Às vezes também o artista não sabe tudo a que ele tem direito, no sentido dos direitos autorais, por exemplo…
É, mas naquela época, eu cheguei a fazer dez shows num fim de semana. Por cada um, eu ganhava R$ 300. Hoje em dia, que o funk realmente está na mídia e o pessoal está vendo a importância de ter o funk, de abraçar o funk, de trabalhar no funk, grandes empresas estão investindo. E aí que está o capital. Naquele época, era diferente. É hoje o mercado.
Você sentia falta? Sempre desejou voltar com a sua carreira?

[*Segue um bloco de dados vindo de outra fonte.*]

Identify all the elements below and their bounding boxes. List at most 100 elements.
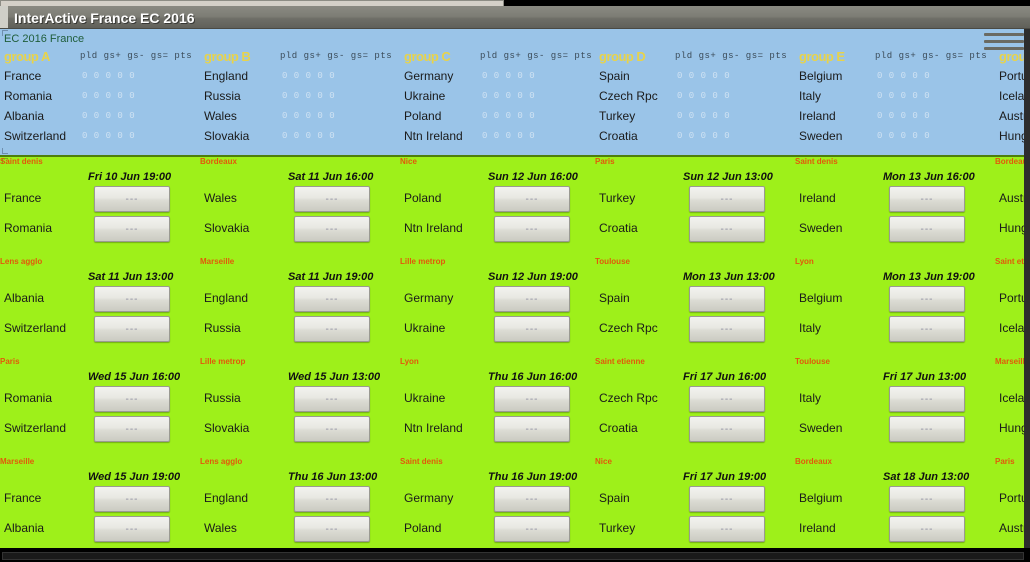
score-input-button-home[interactable]: --- (494, 386, 570, 412)
team-name: Turkey (599, 109, 636, 123)
match-venue: Toulouse (795, 357, 830, 366)
score-input-button-home[interactable]: --- (689, 486, 765, 512)
match-venue: Lyon (400, 357, 419, 366)
score-input-button-away[interactable]: --- (889, 416, 965, 442)
fixture-team-away: Turkey (599, 521, 636, 535)
fixture-team-away: Russia (204, 321, 241, 335)
score-input-button-away[interactable]: --- (94, 416, 170, 442)
score-input-button-away[interactable]: --- (294, 516, 370, 542)
standings-row[interactable]: Belgium 0 0 0 0 0 (795, 69, 995, 89)
fixture-team-home: Italy (799, 391, 822, 405)
fixture-card: Paris Sun 12 Jun 13:00 Turkey --- Croatia --- (595, 155, 795, 255)
standings-row[interactable]: Wales 0 0 0 0 0 (200, 109, 400, 129)
match-venue: Bordeaux (795, 457, 832, 466)
score-input-button-home[interactable]: --- (94, 386, 170, 412)
match-venue: Nice (400, 157, 417, 166)
standings-row[interactable]: Italy 0 0 0 0 0 (795, 89, 995, 109)
score-input-button-away[interactable]: --- (294, 216, 370, 242)
score-input-button-away[interactable]: --- (494, 516, 570, 542)
team-stats: 0 0 0 0 0 (877, 71, 931, 81)
team-stats: 0 0 0 0 0 (677, 71, 731, 81)
fixture-team-away: Italy (799, 321, 822, 335)
score-input-button-home[interactable]: --- (689, 386, 765, 412)
match-venue: Saint etienne (595, 357, 645, 366)
fixture-team-home: Russia (204, 391, 241, 405)
score-input-button-home[interactable]: --- (889, 386, 965, 412)
match-venue: Saint denis (795, 157, 838, 166)
standings-row[interactable]: Romania 0 0 0 0 0 (0, 89, 200, 109)
score-input-button-away[interactable]: --- (889, 316, 965, 342)
score-input-button-away[interactable]: --- (689, 516, 765, 542)
standings-row[interactable]: Ireland 0 0 0 0 0 (795, 109, 995, 129)
team-stats: 0 0 0 0 0 (282, 131, 336, 141)
standings-row[interactable]: France 0 0 0 0 0 (0, 69, 200, 89)
standings-row[interactable]: Croatia 0 0 0 0 0 (595, 129, 795, 149)
score-input-button-home[interactable]: --- (494, 186, 570, 212)
fixture-card: Lens agglo Sat 11 Jun 13:00 Albania --- Swit… (0, 255, 200, 355)
score-input-button-away[interactable]: --- (94, 316, 170, 342)
fixture-team-away: Sweden (799, 421, 843, 435)
fixture-team-home: Turkey (599, 191, 636, 205)
score-input-button-home[interactable]: --- (294, 186, 370, 212)
match-venue: Lens agglo (200, 457, 243, 466)
standings-row[interactable]: Ntn Ireland 0 0 0 0 0 (400, 129, 600, 149)
standings-row[interactable]: Albania 0 0 0 0 0 (0, 109, 200, 129)
score-input-button-away[interactable]: --- (294, 316, 370, 342)
score-input-button-home[interactable]: --- (889, 486, 965, 512)
score-input-button-home[interactable]: --- (494, 286, 570, 312)
standings-row[interactable]: Ukraine 0 0 0 0 0 (400, 89, 600, 109)
fixture-team-away: Switzerland (4, 321, 67, 335)
score-input-button-away[interactable]: --- (94, 516, 170, 542)
score-input-button-away[interactable]: --- (689, 216, 765, 242)
score-input-button-away[interactable]: --- (94, 216, 170, 242)
score-input-button-home[interactable]: --- (889, 286, 965, 312)
match-kickoff-time: Sun 12 Jun 16:00 (488, 171, 578, 183)
fixture-team-away: Ireland (799, 521, 836, 535)
score-input-button-home[interactable]: --- (494, 486, 570, 512)
standings-row[interactable]: Russia 0 0 0 0 0 (200, 89, 400, 109)
standings-row[interactable]: Germany 0 0 0 0 0 (400, 69, 600, 89)
team-stats: 0 0 0 0 0 (282, 71, 336, 81)
standings-row[interactable]: Poland 0 0 0 0 0 (400, 109, 600, 129)
match-venue: Lille metrop (400, 257, 446, 266)
team-name: Ukraine (404, 89, 446, 103)
standings-groups-container[interactable]: group A pld gs+ gs- gs= pts France 0 0 0 0… (0, 47, 1030, 155)
match-venue: Toulouse (595, 257, 630, 266)
match-kickoff-time: Sat 18 Jun 13:00 (883, 471, 970, 483)
menu-line (984, 40, 1024, 43)
score-input-button-away[interactable]: --- (889, 216, 965, 242)
hamburger-menu-icon[interactable] (984, 33, 1024, 55)
application-window: InterActive France EC 2016 EC 2016 Franc… (0, 0, 1030, 562)
standings-row[interactable]: Slovakia 0 0 0 0 0 (200, 129, 400, 149)
score-input-button-home[interactable]: --- (689, 286, 765, 312)
score-input-button-away[interactable]: --- (494, 416, 570, 442)
score-input-button-away[interactable]: --- (294, 416, 370, 442)
score-input-button-home[interactable]: --- (689, 186, 765, 212)
score-input-button-away[interactable]: --- (889, 516, 965, 542)
fixture-team-home: Spain (599, 291, 630, 305)
score-input-button-home[interactable]: --- (294, 286, 370, 312)
score-input-button-home[interactable]: --- (889, 186, 965, 212)
score-input-button-home[interactable]: --- (294, 486, 370, 512)
score-input-button-away[interactable]: --- (689, 416, 765, 442)
standings-row[interactable]: Czech Rpc 0 0 0 0 0 (595, 89, 795, 109)
standings-row[interactable]: Turkey 0 0 0 0 0 (595, 109, 795, 129)
score-input-button-away[interactable]: --- (689, 316, 765, 342)
fixture-team-home: Belgium (799, 491, 843, 505)
horizontal-scroll-gutter[interactable] (1024, 29, 1030, 548)
score-input-button-away[interactable]: --- (494, 216, 570, 242)
fixture-card: Bordeaux Sat 11 Jun 16:00 Wales --- Slovakia… (200, 155, 400, 255)
score-input-button-home[interactable]: --- (94, 286, 170, 312)
standings-row[interactable]: England 0 0 0 0 0 (200, 69, 400, 89)
fixture-card: Marseille Wed 15 Jun 19:00 France --- Albani… (0, 455, 200, 548)
score-input-button-home[interactable]: --- (94, 486, 170, 512)
score-input-button-home[interactable]: --- (294, 386, 370, 412)
standings-row[interactable]: Spain 0 0 0 0 0 (595, 69, 795, 89)
match-kickoff-time: Sat 11 Jun 13:00 (88, 271, 174, 283)
match-venue: Paris (995, 457, 1015, 466)
score-input-button-home[interactable]: --- (94, 186, 170, 212)
score-input-button-away[interactable]: --- (494, 316, 570, 342)
fixture-card: Paris Wed 15 Jun 16:00 Romania --- Switzerla… (0, 355, 200, 455)
standings-row[interactable]: Sweden 0 0 0 0 0 (795, 129, 995, 149)
standings-row[interactable]: Switzerland 0 0 0 0 0 (0, 129, 200, 149)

Eu sempre desejei, sim. Na época, eu lembro que, mesmo com deprê, um amigo me ligou e pediu uma música. Foi quando eu passei "Prostituto". Nem sabia o que ia acontecer, não conhecia Jaloo nem nada. Só fui para São Paulo uma vez e ele estava no mesmo evento que eu, mas ele estava tão doido, eu também estava tão doida que acabamos passando direto. Hoje em dia é que a gente conversa bastante e até tem a promessa de fazer um outro trabalho, ele está querendo fazer de novo. Então é isso, nesse meio-tempo, eu tinha vontade, mas achava que tinha acabado para mim. Porque as pessoas falaram tantas coisas: que eu tinha medo de voo, que não pegava avião, que eu tinha virado cristã… Nossa, mil coisas. Eu passei um tempo até chateada com a mídia, até que queriam que eu mudasse a "Prosituto" para fazer programa de TV, e eu não quis mudar, e eu no meu canto, não queria mais fazer mídia nenhuma. Eu bloqueei meu Orkut na época, meu MySpace, tudo, não estava falando com ninguém. Só mesmo o amigo que pediu "Prostituto" e eu passei. Fiz essa e "Madame" e conheci o Maurício, que hoje é da Batekoo. Essa vontade estava escancarada. Mas hoje em dia tudo é uma produtora, é uma grande mídia, eu esperava o momento certo.
E como é sua vida hoje em dia? Seus filhos moram contigo e seu marido na CDD?
Sim, mora todo mundo junto: meus filhos, meu marido. De vez em quando meus sobrinhos vêm, fica todo mundo junto.
São quantos filhos?
Eu tenho três: duas menina de sangue e o meu filho de coração, que é o João.
Vai lá:
Mostra Maré de Música
Quando: Sexta, 20 de dezembro, às 19h
Onde: Centro de Artes Maré. Rua Bitencourt Sampaio, 181 – Maré
Quanto: Grátis
Batekoo
Quando: Sexta, 20 de dezembro, às 23h
Onde: Viaduto Negrão de Lima. Rua Carvalho de Souza – Madureira
Quanto: R$ 10 (antecipado) a R$ 25. Grátis para pessoas trans.